Tar barrels were lit in the streets in a misguided attempt to purify the air. Plates of salt and acid were put outside windows and doors in yet another fruitless attempt at fumigation.

Food soon ran out. Farmers refused to come into the town with goods for fear of contracting cholera -- and some children reportedly starved to death.

Doctors valiantly attempted to stem the outbreak, and had to contend with widespread ignorance about the disease.

There was also suspicion that the medics themselves may have brought the disease upon the town -- they had conducted tests on the water to see if the epidemic had started there, and word spread that the water had been tampered with.

Even when five of the doctors contracted cholera and died, the allegations continued.

Some 15,000 people were forced to flee the county and it is thought more than 1,500 people died from the epidemic.

The events of 1832 would scar Sligo for generations, and the suffering of those who survived would be exacerbated by the Great Potato Famine, which struck just 13 years later.

Furthermore, another cholera epidemic hit the town in 1849, although it wouldn't be as severe as the one that had gone before.

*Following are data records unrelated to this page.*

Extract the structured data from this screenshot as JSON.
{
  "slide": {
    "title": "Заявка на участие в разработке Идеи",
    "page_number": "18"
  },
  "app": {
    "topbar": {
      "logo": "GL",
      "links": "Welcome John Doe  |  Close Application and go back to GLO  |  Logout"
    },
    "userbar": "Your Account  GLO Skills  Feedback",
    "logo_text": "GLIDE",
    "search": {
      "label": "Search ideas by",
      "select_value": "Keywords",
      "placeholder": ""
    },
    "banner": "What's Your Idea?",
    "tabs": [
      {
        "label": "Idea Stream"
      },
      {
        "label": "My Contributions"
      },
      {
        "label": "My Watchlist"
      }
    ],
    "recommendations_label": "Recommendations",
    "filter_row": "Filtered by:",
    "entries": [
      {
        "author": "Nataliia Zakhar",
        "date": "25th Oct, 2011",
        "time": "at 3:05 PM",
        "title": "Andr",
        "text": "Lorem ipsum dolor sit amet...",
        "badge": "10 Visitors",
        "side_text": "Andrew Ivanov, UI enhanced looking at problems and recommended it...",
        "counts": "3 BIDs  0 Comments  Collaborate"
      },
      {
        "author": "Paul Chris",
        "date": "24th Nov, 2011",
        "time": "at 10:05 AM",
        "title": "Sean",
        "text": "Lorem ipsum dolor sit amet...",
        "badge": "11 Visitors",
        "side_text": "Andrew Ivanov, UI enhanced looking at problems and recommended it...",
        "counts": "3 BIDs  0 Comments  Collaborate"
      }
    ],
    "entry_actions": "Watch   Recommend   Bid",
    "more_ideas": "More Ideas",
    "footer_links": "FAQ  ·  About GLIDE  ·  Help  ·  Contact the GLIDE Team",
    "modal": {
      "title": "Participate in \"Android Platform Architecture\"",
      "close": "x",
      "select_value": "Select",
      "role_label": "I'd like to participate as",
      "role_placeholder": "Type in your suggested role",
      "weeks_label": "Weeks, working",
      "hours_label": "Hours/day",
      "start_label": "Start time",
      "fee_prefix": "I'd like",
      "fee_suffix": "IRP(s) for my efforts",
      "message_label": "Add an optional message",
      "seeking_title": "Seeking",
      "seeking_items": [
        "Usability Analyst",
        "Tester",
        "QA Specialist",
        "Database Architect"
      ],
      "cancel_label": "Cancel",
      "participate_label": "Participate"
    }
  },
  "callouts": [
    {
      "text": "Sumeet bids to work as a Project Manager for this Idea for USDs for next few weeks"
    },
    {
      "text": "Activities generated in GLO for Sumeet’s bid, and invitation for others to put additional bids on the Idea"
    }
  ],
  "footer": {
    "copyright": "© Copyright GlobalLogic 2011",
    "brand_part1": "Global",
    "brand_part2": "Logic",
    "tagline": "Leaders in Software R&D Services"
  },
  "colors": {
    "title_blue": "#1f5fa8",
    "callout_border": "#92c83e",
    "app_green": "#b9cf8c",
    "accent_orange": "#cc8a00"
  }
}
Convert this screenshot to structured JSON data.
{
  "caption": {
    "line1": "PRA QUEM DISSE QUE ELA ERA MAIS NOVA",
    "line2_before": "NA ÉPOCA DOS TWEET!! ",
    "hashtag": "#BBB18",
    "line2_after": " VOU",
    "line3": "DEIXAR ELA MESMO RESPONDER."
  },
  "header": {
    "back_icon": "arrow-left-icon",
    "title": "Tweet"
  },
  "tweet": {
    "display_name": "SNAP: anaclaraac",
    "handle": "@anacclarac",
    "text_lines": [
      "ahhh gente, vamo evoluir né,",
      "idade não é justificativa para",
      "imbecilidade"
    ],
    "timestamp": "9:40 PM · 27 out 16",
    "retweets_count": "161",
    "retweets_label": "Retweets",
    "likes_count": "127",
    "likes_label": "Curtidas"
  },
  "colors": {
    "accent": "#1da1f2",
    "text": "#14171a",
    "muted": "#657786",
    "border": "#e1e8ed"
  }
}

The scale of the devastation became apparent as recently as 1978 when, in the course of demolishing the Sligo Fever Hospital, a mass grave was discovered.

Meanwhile, Bram Stoker's great-grandnephew Dacre Stoker -- the author of a Dracula sequel, The Undead -- has acknowledged Sligo's influence: "The time when Bram was a sick child was hugely important because of the stories he was told by his mother. Many of them concerned Irish folklore but she also spoke at length about the cholera epidemic she had lived through."